Der Regenbogen leuchtet in vielen Firmen. Aber eine grosse Bevölkerungsgruppe profitiert von den Anstrengungen zur Förderung der Diversität kaum Menschen mit Einschränkungen haben es im Arbeitsmarkt schwer. Oft bleibt ihnen nichts anderes übrig, als in einer geschützten Werkstätte oder gar nicht erwerbstätig zu sein. Doch es gibt erste, auch grosse Firmen wie den Anlagenbauer Skan oder die Modekette H&M, die bewusst Behinderte beschäftigen.

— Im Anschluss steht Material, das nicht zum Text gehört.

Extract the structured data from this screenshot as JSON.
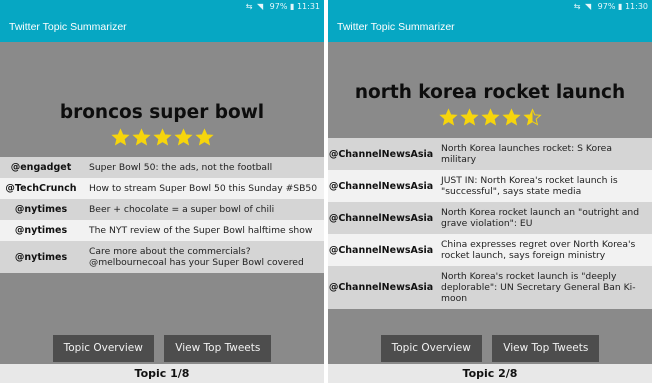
{
  "status_bar": {
    "icons": "⇆ ◥",
    "battery": "97%",
    "time": "11:31"
  },
  "status_bar_2": {
    "icons": "⇆ ◥",
    "battery": "97%",
    "time": "11:30"
  },
  "app_title": "Twitter Topic Summarizer",
  "colors": {
    "accent": "#06a7c3",
    "star": "#f6d50c",
    "button": "#4d4d4d",
    "background": "#8a8a8a"
  },
  "screens": [
    {
      "topic": "broncos super bowl",
      "rating": 5,
      "tweets": [
        {
          "handle": "@engadget",
          "text": "Super Bowl 50: the ads, not the football"
        },
        {
          "handle": "@TechCrunch",
          "text": "How to stream Super Bowl 50 this Sunday #SB50"
        },
        {
          "handle": "@nytimes",
          "text": "Beer + chocolate = a super bowl of chili"
        },
        {
          "handle": "@nytimes",
          "text": "The NYT review of the Super Bowl halftime show"
        },
        {
          "handle": "@nytimes",
          "text": "Care more about the commercials? @melbournecoal has your Super Bowl covered"
        }
      ],
      "overview_button": "Topic Overview",
      "tweets_button": "View Top Tweets",
      "pager": "Topic 1/8"
    },
    {
      "topic": "north korea rocket launch",
      "rating": 4.5,
      "tweets": [
        {
          "handle": "@ChannelNewsAsia",
          "text": "North Korea launches rocket: S Korea military"
        },
        {
          "handle": "@ChannelNewsAsia",
          "text": "JUST IN: North Korea's rocket launch is \"successful\", says state media"
        },
        {
          "handle": "@ChannelNewsAsia",
          "text": "North Korea rocket launch an \"outright and grave violation\": EU"
        },
        {
          "handle": "@ChannelNewsAsia",
          "text": "China expresses regret over North Korea's rocket launch, says foreign ministry"
        },
        {
          "handle": "@ChannelNewsAsia",
          "text": "North Korea's rocket launch is \"deeply deplorable\": UN Secretary General Ban Ki-moon"
        }
      ],
      "overview_button": "Topic Overview",
      "tweets_button": "View Top Tweets",
      "pager": "Topic 2/8"
    }
  ]
}
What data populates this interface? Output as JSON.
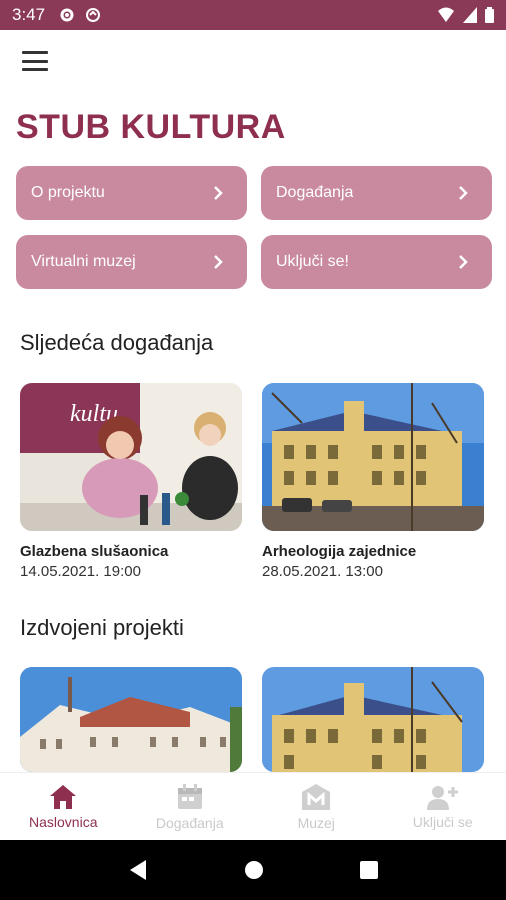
{
  "status_bar": {
    "time": "3:47"
  },
  "app": {
    "title": "STUB KULTURA"
  },
  "nav_buttons": [
    {
      "label": "O projektu"
    },
    {
      "label": "Događanja"
    },
    {
      "label": "Virtualni muzej"
    },
    {
      "label": "Uključi se!"
    }
  ],
  "sections": {
    "events_title": "Sljedeća događanja",
    "projects_title": "Izdvojeni projekti"
  },
  "events": [
    {
      "name": "Glazbena slušaonica",
      "date": "14.05.2021. 19:00"
    },
    {
      "name": "Arheologija zajednice",
      "date": "28.05.2021. 13:00"
    }
  ],
  "bottom_nav": [
    {
      "label": "Naslovnica",
      "icon": "home-icon",
      "active": true
    },
    {
      "label": "Događanja",
      "icon": "calendar-icon",
      "active": false
    },
    {
      "label": "Muzej",
      "icon": "museum-icon",
      "active": false
    },
    {
      "label": "Uključi se",
      "icon": "add-person-icon",
      "active": false
    }
  ],
  "colors": {
    "primary": "#8e2f4f",
    "button": "#c98a9f",
    "status_bar": "#8a3a57"
  }
}
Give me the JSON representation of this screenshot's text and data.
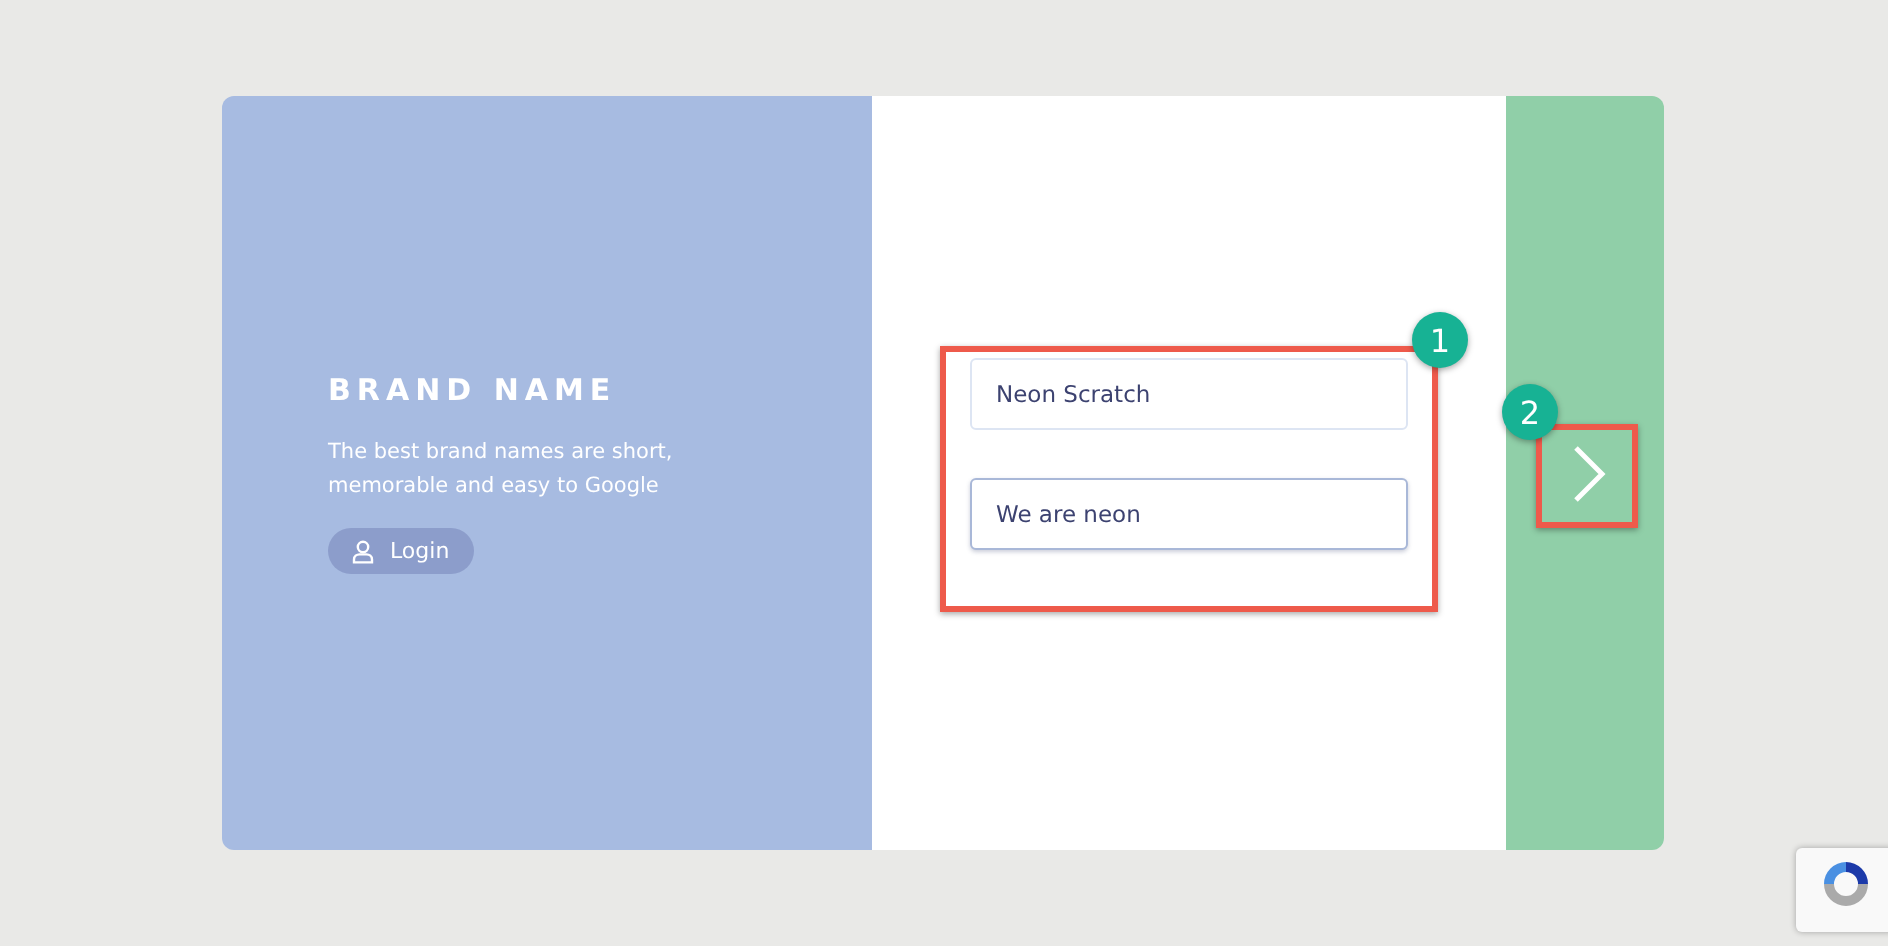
{
  "brand": {
    "title": "BRAND NAME",
    "tagline": "The best brand names are short, memorable and easy to Google",
    "login_button": "Login"
  },
  "fields": [
    {
      "value": "Neon Scratch",
      "focused": false
    },
    {
      "value": "We are neon",
      "focused": true
    }
  ],
  "annotations": [
    {
      "number": "1"
    },
    {
      "number": "2"
    }
  ]
}
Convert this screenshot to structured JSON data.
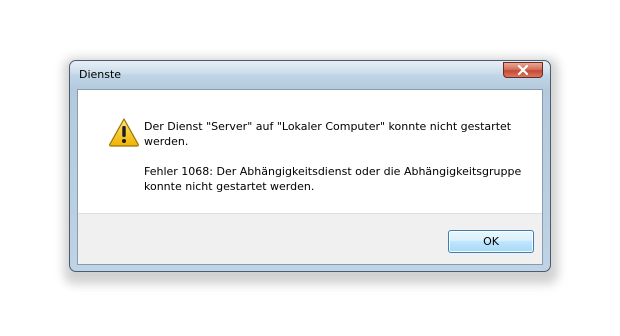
{
  "window": {
    "title": "Dienste"
  },
  "message": {
    "line1": "Der Dienst \"Server\" auf \"Lokaler Computer\" konnte nicht gestartet werden.",
    "line2": "Fehler 1068: Der Abhängigkeitsdienst oder die Abhängigkeitsgruppe konnte nicht gestartet werden."
  },
  "buttons": {
    "ok": "OK"
  },
  "icons": {
    "warning": "warning-icon",
    "close": "close-icon"
  },
  "colors": {
    "close_button": "#c44a35",
    "ok_border": "#3c7fb1",
    "warning_fill": "#f5c21b"
  }
}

Menschen mit Einschränkungen haben es im Arbeitsmarkt schwer. Oft bleibt ihnen nichts anderes übrig, als in einer geschützten Werkstätte oder gar nicht erwerbstätig zu sein. Doch es gibt erste, auch grosse Firmen wie den Anlagenbauer Skan oder die Modekette H&M, die bewusst Behinderte beschäftigen.

 

Akam Rahmanzadeh arbeitet als einer von drei behinderten Mitarbeitern beim Anlagenbauer Skan im Innendienst. Bild: PD

Der Regenbogen leuchtet in vielen Firmen. Die meisten Schweizer Grossunternehmen bekennen sich heutzutage explizit dazu, offen für Mitarbeiter aller sexuellen Orientierungen zu sein. Grossgeschrieben wird auch die Nichtdiskriminierung von Beschäftigten jeglicher geografischer Herkunft sowie von Frau und Mann. Aber eine grosse Bevölkerungsgruppe profitiert von den Anstrengungen zur Förderung der Diversität in der Arbeitswelt noch kaum: Menschen mit einer körperlichen, psychischen oder geistigen Beeinträchtigung.

Patrons mit sozialer Ader

Es gelingt vergleichsweise wenigen Behinderten, eine Stelle im regulären Arbeitsmarkt zu erhalten und sich damit nicht nur unter ihresgleichen zu bewegen. Noch immer seien es meist kleine Familienbetriebe, die Menschen mit Handicap eine Chance gäben, sagt Thomas Bräm, der selbst 15 Jahre lang eine Behindertenwerkstätte leitete und seit 2014 mit Mitschaffe.ch eine Personalvermittlungsfirma für Behinderte führt. «Diese Unternehmen machen das, weil es dem Patron wichtig ist.»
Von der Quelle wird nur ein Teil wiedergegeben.